I moved in with my parents in the spring of 2019; it’s hard to believe that four years is right around the corner. I was in the house in Monkton for almost five, my longest time in one place since childhood. But the years are passing along faster these days.


It doesn’t seem like they should, given the physical deterioration that makes the past feel so distant. And it does. Though I know my days of independent living aren’t so far behind me, they’re already hard to remember. How can I relate with someone so different from myself? We all start each day a bit different from the day before, but for those of us with ALS, with no reasonable hope of reversal, it can be hard to connect with any day but today.


I spent the better part of two years working on my memoir, and that singular purpose filled a lot of holes in my life. For those last five years of independence, keeping up with daily tasks seemed like enough. Living on my own, keeping my metaphorical (and actual) feet under me seems to have been enough of a purpose, though I didn’t see it in those terms. That changed overnight once I moved.

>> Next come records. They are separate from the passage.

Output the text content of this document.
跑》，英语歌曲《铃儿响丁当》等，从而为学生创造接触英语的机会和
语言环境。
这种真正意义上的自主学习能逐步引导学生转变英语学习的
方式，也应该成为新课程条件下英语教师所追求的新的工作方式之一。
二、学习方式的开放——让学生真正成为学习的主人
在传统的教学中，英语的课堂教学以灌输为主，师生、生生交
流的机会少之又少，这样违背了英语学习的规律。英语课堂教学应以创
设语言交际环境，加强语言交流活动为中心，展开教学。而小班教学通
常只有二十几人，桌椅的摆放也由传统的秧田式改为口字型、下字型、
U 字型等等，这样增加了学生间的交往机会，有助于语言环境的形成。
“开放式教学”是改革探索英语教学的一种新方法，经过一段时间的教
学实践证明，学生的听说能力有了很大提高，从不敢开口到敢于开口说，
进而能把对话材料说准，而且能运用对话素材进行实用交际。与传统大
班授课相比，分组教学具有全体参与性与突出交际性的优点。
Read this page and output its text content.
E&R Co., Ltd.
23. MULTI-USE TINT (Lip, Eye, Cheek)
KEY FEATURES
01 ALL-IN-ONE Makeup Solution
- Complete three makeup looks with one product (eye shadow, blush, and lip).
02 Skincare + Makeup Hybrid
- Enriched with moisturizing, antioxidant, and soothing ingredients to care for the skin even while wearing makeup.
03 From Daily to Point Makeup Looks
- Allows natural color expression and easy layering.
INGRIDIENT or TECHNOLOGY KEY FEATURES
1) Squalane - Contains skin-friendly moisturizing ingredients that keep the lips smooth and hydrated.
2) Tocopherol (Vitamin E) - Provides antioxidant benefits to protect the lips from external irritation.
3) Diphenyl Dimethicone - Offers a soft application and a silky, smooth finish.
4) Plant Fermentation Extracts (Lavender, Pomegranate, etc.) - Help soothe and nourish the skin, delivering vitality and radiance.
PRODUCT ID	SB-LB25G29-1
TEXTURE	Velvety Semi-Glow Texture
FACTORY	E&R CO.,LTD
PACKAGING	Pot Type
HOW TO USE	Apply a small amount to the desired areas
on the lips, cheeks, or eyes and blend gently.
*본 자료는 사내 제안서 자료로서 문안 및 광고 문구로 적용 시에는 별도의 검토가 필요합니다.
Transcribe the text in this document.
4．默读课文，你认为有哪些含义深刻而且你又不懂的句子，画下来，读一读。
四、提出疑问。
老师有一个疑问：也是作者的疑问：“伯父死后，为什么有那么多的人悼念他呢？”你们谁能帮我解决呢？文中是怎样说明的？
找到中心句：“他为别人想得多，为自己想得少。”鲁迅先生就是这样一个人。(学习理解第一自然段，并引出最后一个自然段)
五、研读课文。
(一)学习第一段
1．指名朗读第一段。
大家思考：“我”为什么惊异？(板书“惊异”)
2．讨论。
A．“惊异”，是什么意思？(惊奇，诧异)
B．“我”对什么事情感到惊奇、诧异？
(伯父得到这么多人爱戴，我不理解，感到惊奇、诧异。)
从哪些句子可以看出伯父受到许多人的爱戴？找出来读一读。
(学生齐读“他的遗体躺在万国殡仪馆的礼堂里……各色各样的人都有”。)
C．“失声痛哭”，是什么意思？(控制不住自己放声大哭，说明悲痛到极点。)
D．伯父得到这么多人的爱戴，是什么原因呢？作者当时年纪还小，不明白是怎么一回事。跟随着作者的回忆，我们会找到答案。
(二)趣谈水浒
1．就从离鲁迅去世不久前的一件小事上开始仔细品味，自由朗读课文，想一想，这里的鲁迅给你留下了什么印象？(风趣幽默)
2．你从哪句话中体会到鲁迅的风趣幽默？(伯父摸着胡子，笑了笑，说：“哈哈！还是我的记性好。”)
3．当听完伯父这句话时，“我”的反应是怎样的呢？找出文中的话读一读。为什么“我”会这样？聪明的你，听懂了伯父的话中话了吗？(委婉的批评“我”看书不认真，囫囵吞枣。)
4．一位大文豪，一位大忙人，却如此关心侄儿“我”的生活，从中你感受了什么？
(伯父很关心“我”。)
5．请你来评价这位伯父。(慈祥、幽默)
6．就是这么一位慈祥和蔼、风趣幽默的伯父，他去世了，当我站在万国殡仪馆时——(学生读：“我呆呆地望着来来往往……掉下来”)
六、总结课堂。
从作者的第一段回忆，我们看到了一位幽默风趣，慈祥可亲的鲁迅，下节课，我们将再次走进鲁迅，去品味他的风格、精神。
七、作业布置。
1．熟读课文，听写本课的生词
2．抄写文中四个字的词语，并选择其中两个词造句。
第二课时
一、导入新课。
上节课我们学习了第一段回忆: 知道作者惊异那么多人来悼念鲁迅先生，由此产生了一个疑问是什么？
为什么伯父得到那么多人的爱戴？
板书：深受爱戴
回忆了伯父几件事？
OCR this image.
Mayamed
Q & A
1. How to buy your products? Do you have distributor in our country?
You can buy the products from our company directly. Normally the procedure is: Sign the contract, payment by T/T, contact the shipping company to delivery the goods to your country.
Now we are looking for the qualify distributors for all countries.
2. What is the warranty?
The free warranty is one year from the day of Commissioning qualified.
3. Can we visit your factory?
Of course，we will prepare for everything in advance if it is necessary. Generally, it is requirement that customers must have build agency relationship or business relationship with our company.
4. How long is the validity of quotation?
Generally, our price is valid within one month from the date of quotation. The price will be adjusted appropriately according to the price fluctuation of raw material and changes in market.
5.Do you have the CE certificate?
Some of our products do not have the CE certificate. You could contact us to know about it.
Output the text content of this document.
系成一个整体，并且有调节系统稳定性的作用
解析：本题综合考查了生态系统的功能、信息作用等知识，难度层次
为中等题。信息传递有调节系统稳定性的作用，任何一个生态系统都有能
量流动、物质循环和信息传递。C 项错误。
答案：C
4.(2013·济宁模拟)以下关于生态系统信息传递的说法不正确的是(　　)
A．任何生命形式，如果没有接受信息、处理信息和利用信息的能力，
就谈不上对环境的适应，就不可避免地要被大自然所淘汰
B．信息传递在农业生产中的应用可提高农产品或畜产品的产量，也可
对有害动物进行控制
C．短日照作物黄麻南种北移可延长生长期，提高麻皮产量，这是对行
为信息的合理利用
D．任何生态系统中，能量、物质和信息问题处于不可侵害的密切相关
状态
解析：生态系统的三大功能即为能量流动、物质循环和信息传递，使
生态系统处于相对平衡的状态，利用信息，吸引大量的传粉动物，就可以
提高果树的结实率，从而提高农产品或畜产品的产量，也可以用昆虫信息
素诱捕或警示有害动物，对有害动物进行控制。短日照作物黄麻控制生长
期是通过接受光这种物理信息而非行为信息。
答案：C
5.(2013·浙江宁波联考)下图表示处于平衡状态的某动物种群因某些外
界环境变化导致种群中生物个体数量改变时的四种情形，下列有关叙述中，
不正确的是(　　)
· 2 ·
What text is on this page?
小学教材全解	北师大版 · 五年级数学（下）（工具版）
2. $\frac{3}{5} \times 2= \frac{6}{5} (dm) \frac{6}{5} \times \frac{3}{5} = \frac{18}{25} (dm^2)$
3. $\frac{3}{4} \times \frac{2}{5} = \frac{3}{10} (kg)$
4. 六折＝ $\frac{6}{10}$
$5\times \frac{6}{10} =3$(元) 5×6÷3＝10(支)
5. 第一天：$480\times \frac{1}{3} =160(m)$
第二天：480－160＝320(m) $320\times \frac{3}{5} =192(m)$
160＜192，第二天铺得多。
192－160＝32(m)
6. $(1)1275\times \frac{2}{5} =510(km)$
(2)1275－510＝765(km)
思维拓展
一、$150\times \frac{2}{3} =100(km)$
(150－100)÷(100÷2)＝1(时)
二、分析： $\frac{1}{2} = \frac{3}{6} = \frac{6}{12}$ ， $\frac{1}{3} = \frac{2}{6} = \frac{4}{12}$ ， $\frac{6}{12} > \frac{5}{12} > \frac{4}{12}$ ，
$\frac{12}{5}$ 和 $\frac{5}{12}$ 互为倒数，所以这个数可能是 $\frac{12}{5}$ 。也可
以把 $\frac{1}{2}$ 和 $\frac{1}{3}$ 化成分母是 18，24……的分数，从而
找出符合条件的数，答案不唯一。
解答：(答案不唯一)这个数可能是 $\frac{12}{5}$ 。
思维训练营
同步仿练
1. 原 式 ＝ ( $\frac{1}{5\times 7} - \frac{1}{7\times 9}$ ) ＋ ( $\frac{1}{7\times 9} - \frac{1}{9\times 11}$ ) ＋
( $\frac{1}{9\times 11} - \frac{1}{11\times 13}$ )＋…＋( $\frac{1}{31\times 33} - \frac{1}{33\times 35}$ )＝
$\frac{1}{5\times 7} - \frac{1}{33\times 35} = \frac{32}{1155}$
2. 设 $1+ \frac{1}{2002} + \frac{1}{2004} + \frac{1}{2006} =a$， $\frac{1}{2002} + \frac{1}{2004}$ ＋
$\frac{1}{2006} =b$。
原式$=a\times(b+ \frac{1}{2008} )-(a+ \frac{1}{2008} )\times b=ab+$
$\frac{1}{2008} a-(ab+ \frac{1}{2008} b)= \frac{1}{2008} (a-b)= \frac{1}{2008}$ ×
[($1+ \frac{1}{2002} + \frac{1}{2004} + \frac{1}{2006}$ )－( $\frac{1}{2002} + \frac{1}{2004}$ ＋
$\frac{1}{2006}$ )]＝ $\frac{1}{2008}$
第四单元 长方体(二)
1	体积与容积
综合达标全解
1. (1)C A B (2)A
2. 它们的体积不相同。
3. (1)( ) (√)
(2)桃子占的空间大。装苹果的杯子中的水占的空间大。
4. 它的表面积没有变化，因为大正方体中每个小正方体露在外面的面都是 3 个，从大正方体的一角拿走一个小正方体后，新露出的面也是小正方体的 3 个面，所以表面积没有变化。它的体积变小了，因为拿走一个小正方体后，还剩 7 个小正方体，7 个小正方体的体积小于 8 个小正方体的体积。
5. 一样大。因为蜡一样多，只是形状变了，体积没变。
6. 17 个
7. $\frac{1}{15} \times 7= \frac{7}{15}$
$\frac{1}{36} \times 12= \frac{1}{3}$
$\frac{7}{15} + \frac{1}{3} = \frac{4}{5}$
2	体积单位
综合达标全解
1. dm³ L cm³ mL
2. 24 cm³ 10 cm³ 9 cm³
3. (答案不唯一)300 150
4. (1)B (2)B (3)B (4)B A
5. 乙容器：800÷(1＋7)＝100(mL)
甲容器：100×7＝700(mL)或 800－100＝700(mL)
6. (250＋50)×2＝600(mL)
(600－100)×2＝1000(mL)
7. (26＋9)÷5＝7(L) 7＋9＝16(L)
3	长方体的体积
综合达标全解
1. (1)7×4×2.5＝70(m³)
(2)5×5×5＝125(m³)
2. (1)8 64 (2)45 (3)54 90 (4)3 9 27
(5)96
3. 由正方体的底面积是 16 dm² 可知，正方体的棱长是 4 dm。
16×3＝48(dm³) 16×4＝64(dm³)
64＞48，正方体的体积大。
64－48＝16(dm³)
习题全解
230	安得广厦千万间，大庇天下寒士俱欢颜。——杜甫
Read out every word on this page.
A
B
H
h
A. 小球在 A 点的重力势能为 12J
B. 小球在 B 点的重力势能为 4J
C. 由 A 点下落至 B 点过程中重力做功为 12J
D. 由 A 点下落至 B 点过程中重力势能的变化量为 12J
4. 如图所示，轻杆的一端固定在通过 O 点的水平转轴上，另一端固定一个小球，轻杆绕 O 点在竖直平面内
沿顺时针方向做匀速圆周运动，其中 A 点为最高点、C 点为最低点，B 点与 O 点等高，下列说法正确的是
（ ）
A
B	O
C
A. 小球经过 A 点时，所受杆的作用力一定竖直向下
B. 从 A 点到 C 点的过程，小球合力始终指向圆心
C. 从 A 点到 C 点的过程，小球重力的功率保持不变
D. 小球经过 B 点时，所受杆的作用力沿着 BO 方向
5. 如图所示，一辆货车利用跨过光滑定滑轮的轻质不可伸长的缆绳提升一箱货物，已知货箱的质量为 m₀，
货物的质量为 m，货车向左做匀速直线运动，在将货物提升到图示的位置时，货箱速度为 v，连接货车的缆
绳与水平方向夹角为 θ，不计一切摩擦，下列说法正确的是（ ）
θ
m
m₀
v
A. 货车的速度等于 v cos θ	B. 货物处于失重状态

I vaguely remember that first winter at my parents’. Where there had been tending the wood stove, making my meals, and even going places in my car, now, there was nothing. I felt so unbelievably empty. I thought, So, this is how it’s going to be, and resigned to a meaningless and miserable existence. I sat in a warm, cozy house on the short, cloudy days of winter and tried to find things to occupy my time.


Two days into the new year and almost two months into the chilly, rainy (or snowy), muddy (or snowy), gray-skied season, I’m right back where I was, feeling empty, lacking and seeking a purpose. I’ve told new residents of Vermont that the key to getting through, and truly, enjoying the winter, is to get outside and do stuff. Embrace the snow and enjoy coming back to a warm house. That’s harder to do in a wheelchair, especially when it’s 42 and raining in January.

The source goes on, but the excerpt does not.